A recent article in Reuters points to a few trends relating to divorcing couples and how the split affects their parents. According to the article, the AARP reported that a quarter of grandparents spend more than $1,000 a year on their grandchildren, and 37 percent help cover daily living expenses. However, grandparents’ rights to spend time with their grandchildren have become increasingly smaller since 2000 when the U.S. supreme court ruled in Troxel v. Granville. The court struck down a Washington state law that allowed courts to order visitation rights for grandparents in the child’s “best interest.” Many states since then have followed suit and struck down similar laws.
Grandparents’ contributions are very important to American families, but their rights to see their grandchildren post-divorce don’t always seem to match the time and money they invest.
Grandparents in California can file for visitation rights if: the parents live separately, a parent’s whereabouts are unknown, the child has been adopted by a stepparent or the child does not live with either parent. Generally, the judge may grant gradnparents who live close by a few hours each week and one weekend a month if it’s in the child’s best interest.
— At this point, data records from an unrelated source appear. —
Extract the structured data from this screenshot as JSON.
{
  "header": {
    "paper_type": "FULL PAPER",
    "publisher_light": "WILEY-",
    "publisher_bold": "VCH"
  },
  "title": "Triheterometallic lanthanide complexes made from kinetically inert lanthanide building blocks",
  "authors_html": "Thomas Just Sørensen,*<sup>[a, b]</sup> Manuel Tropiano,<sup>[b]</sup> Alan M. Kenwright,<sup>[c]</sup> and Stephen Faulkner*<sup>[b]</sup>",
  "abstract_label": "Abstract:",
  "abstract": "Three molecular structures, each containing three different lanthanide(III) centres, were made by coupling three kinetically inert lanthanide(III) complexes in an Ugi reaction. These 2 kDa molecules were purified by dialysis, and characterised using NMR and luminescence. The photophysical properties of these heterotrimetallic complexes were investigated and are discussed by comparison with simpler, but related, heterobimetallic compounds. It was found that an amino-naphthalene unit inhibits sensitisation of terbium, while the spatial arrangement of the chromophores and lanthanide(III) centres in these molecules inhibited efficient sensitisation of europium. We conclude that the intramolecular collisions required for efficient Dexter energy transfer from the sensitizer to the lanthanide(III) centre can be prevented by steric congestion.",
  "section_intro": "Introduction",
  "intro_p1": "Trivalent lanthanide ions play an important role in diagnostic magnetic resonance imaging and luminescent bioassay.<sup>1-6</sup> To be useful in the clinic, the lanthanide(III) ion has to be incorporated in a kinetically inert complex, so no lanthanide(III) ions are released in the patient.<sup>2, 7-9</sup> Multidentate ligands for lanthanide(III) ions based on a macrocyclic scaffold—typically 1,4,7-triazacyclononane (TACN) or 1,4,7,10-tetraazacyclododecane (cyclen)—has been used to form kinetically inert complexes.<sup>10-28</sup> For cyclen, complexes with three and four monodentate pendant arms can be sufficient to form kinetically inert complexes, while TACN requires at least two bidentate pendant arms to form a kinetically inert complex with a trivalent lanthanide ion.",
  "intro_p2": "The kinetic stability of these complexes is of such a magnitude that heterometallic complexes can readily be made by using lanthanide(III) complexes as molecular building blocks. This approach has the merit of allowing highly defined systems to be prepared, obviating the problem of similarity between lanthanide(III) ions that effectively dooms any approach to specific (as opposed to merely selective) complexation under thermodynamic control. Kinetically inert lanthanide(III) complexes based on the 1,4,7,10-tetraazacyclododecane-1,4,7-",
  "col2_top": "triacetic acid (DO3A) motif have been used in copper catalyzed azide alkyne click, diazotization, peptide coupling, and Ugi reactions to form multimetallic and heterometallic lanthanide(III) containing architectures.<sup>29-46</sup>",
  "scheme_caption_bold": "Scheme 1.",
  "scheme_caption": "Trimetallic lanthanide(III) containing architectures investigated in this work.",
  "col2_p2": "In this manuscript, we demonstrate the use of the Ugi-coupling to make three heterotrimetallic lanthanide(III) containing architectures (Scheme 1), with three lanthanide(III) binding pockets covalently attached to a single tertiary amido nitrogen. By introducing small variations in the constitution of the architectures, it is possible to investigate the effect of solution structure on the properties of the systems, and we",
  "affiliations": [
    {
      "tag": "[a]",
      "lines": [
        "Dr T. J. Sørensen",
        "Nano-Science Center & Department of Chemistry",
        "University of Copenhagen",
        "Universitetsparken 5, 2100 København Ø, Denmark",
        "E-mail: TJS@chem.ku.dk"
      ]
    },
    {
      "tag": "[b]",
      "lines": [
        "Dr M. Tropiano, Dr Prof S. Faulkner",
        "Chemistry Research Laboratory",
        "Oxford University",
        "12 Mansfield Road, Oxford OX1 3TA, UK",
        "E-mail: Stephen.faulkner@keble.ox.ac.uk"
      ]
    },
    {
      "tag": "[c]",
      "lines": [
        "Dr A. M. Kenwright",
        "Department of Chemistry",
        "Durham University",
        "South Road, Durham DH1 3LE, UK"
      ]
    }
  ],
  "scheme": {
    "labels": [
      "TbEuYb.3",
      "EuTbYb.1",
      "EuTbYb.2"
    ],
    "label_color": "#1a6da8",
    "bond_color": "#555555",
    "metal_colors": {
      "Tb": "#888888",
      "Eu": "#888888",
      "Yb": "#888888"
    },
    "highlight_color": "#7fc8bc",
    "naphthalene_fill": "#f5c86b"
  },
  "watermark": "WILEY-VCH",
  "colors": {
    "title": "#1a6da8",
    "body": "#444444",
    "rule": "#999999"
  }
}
Grandparents who don’t live nearby might receive two or three visits per year. In California, the court must find that the grandparents had a preexisting relationship with the grandchild. But if both parents determine that the grandparents don’t deserve visitation, the court will probably believe that to be in the child’s best interest.
During a divorce, multi-generational families might fight over money with grandkids as the stakes. Before or after a divorce, if a grandchild lacks necessities, a grandparent can step in and help financially. Judges differ on how they evaluate those financial gifts. For example, if a stay-at-home mom is continually receiving financial support from her parents to spend on her children, be warned that a judge may decide her estranged husband could pay less in child support or spousal support.
Another issue grandparents face during a divorce is emotional blackmail. Parents may hint to their in-laws that they need something in return for visitation rights to see their grandkids. A solution to this may be to invite the parent over as well, or invite the parent and his/her kids on a vacation. If the parent isn’t fond of spending time with the grandparents, he/she may allow the visit to avoid having to confront the in-laws.
Divorce can be a sticky situation, to say the least, particularly when it involves many generations of people in a family. When it’s in the child’s best interest, hopefully grandparents are able to spend quality time with their grandkids, regardless of the marital status of the parents.